I sat for several minutes and then saw smoke, so I grabbed my thermos and a bag of cookies my wife had sent and got out of the cab and sat on the guardrail, waiting for the police and fire department. I was unhurt. The police told me, from the reports they received, to be responding to a fatality. I offered them a cookie and asked for a ride home. That accident was over 20 years ago, and to this day, on the first snow of the season, I cross that overpass with cautious respect.
My annual checkup brings the same sense of disaster
This story sums up my annual checkup stress. My stomach fills with the same sense of impending disaster, and I become hyper-vigilant of any signs or symptoms. The word I am skirting around is FEAR!

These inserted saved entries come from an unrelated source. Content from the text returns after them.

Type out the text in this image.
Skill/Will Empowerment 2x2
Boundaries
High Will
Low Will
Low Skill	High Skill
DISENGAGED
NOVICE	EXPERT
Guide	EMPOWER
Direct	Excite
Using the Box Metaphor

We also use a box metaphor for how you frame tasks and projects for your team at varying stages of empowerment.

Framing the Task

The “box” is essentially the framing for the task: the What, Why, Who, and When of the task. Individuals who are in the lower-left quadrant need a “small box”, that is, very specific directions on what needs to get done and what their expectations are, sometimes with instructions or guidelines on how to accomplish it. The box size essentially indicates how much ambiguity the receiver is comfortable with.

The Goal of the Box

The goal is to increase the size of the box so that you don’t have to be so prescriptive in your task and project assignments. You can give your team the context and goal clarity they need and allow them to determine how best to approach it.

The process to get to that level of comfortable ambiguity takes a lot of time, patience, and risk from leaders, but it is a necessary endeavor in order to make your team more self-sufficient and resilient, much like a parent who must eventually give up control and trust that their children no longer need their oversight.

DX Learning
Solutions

There, I said it. Fear. Crippling, mood-altering fear, and I hate it. Absolutely hate it. Eleven months a year, cancer is something in the background. Most days, I barely think about it, but this month, cancer is my reality. I am not alone in this. My wife knows when my scopes are coming up. My kids were eighteen, fifteen, and twelve respectively when I was diagnosed, so they have grown up with my check-ups. While they don’t know the date, they do know the season and will ask me how I am doing.
Accepting the emotions that arise this month
I am blessed with a wonderful amount of support from family and friends. They keep an eye on me, more so this month than normal. But when I am alone and my thoughts wander, I find myself in a dark and lonely place. The place where uncertainty lives and fear floats across the ground as frost on a chilly morning. There was a time when I would try to push these feelings aside and soldier through - not anymore. Now, I will sit with them and allow them to speak to me. We will talk about them and accept them as honest.
Being honest about my fear and vulnerability
There is no manual or guidebook, no “Cancer Survival for Dummies.” There is fear and uncertainty and joy and laughter. Every year, this month is stressful, but every year this month is more enlightened and honest. For years I would answer, “Fine” when asked how I was doing. The greatest gift this month has given me is the willingness to answer, “Not my favorite month.” To stop trying to get through and just be here. To honestly share with those who check up on me that I am struggling and that I am scared. To empathize with their fears and anxiety. Nobody with friends and family has cancer alone nor survives alone. Everyone who loves you has cancer and survives with you.
How are you raising bladder cancer awareness this month?